Italian director Sergio Leone’s epic spaghetti Western, Once Upon a Time in the West, can claim one of the most memorable film openings of all time. As three bandits wait for the train to arrive at Flagstone station, the eerie silence is punctuated by a squeaky wind mill, a buzzing fly, the static of the telegraph line, the breathing of the bandits, culminating in the cantankerous sound of the steam engine’s arrival.
In the crosshairs of the bandits, “the man with no name” (Charles Bronson) performs his eerie, repetitive riff on his harmonica, then, a trace of Ennio Morricone’s famous score, the “judgement” track. The pumping steam engine and its whistle build up a heartbeat tension that prepares us for the first smack of violence. It literally sets the scene for the rest of the film – moments of quiet and stillness, always underwritten by the lingering threat of violence that hovers over the idyll of the West.
After the station episode, we meet the McBains, widower Brett McBain preparing a feast with his family at his Sweetwater property to welcome his new wife Jill, travelling from New Orleans. But again, the peace is punctured by violence, the family unapologetically executed by hired henchman Frank (Henry Fonda) and his bandits. Jill (played by Claudia Cardinale), arrives, carrying with her the hopes of a new life on the frontier after her tawdry existence as a prostitute in New Orleans, to find her new family killed, and her own life is under threat.

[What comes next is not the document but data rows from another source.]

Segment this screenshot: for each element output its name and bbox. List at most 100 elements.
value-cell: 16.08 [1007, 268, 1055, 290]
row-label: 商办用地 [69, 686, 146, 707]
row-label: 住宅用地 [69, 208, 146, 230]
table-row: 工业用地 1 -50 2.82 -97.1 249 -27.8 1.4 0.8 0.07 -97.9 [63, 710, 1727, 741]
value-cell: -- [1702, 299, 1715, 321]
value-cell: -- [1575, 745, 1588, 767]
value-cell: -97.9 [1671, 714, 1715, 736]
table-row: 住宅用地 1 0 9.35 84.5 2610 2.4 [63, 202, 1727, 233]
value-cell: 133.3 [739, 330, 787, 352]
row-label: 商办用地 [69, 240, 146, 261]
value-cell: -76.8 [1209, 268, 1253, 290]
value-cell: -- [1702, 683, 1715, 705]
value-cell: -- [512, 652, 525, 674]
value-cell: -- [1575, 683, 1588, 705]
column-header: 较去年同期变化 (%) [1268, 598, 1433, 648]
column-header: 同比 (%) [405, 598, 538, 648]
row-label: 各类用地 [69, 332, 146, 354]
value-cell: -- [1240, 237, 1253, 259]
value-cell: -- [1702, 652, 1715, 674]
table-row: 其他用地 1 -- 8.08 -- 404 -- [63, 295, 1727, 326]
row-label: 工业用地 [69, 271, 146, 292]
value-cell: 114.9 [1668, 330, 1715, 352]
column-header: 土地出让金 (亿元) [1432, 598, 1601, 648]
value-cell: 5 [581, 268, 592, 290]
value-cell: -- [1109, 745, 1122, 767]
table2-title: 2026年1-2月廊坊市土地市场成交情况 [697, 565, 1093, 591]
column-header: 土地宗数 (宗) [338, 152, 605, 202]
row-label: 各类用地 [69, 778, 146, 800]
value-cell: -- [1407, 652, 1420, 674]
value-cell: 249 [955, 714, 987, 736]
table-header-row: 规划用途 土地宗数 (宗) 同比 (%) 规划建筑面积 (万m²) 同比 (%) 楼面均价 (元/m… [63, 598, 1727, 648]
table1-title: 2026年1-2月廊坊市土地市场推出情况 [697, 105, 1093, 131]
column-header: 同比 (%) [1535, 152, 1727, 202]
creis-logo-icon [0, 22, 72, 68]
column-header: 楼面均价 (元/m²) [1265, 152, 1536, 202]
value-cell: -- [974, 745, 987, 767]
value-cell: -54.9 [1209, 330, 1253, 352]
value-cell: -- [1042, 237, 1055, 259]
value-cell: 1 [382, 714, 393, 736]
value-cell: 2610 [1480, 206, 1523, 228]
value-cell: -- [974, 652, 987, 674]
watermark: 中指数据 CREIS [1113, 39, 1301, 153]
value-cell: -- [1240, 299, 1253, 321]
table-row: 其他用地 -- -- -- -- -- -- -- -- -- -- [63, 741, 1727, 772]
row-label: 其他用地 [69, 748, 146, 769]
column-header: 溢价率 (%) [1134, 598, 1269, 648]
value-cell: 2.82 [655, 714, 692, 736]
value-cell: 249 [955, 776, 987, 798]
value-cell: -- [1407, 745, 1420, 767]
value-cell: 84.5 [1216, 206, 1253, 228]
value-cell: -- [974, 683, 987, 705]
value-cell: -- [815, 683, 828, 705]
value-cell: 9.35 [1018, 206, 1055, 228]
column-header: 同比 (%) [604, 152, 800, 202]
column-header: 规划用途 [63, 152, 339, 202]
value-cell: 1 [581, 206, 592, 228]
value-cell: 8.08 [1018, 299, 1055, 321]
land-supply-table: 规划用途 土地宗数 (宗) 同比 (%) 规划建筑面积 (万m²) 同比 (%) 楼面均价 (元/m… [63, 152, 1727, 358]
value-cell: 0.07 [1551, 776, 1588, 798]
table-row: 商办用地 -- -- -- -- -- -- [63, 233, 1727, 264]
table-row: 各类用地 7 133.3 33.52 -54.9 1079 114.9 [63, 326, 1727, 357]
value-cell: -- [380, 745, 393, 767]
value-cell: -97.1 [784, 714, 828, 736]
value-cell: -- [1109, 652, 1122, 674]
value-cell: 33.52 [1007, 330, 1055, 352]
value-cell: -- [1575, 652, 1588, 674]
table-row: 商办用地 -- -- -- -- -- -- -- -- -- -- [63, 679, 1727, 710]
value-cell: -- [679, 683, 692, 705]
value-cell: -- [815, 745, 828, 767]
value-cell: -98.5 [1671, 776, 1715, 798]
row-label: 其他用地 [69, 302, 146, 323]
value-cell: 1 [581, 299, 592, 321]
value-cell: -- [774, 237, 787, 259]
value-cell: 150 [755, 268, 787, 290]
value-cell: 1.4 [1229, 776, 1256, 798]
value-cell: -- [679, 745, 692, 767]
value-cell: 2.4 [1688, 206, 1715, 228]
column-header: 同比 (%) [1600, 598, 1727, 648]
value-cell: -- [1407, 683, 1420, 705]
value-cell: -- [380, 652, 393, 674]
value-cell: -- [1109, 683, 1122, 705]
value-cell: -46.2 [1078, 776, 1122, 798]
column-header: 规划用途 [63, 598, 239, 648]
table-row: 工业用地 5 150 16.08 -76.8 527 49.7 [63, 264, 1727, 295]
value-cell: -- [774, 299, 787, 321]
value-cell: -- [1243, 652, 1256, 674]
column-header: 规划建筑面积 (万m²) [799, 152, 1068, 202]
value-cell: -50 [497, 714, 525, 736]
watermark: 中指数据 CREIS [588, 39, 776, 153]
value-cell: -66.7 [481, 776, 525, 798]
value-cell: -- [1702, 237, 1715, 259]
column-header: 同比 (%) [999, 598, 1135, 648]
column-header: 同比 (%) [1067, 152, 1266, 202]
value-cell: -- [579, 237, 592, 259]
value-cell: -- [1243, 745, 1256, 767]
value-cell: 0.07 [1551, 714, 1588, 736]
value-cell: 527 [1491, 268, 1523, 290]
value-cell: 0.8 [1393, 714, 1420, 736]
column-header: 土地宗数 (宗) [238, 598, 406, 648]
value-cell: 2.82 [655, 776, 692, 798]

It turns out that Frank’s employer, the railroad tycoon Moreton, merely wanted to ruffle the feathers of Brett McBain to coerce him to sell-up, not to have him and his family killed. Moreton orders Frank to back off of Jill, but Frank clearly gets a kick out of killing, and intimidates Moreton so he can call the shots. Fonda is a picture of brooding evil in the film, uncharacteristically – yet perfectly – cast as the villain. Fonda was reluctant to take the role, and once agreeing to take the part, turned up to the set with brown contact lenses and facial hair. Leone didn’t want the cliché though, and saw the potential of Fonda’s famous pale blues to belong to that of a stone faced killer.
Leone plays with our understanding (and expectations) of the Western genre. The lead seems to be Fonda, as the villain, and the “hero” role is split between Harmonica; whose motivation isn’t revealed until the denouement, and Cheyenne (played by Jason Robards), a wanted bandit framed by Frank for the McBain killings. Jill is also not your typical Western damsel in distress, rather, she is initially reluctant for the men to assist her at all, and she uses what facilities she has to survive, bedding Frank at one stage to escape being killed.
While he sought to subvert or twist conventions of the Western, In Once Upon a Time in the West, Leone also created an ode to the genre, the film a tissue of quotations, taking names, scenes, shots and tropes from a litany of canonical Westerns like High Noon, The Searchers, Shane and The Man Who Shot Liberty Valance to name a few. When the story was in development, Leone and co-creators Bernardo Bertolucci and Dario Argento, both of whom were film critics before becoming directors, spent a year watching Westerns, and from this education constructed a story made up almost entirely of references to other films.
Like most of the spaghetti Westerns, Once Upon a Time in the West, performed well at the European box-office. However, the whittled down version of the film Paramount Studios released in America was considered a flop at the time. Over the years however, the film has gained a cult following and is now considered alongside John Ford’s The Searchers (also dismissed at the time), as one of the best in the genre.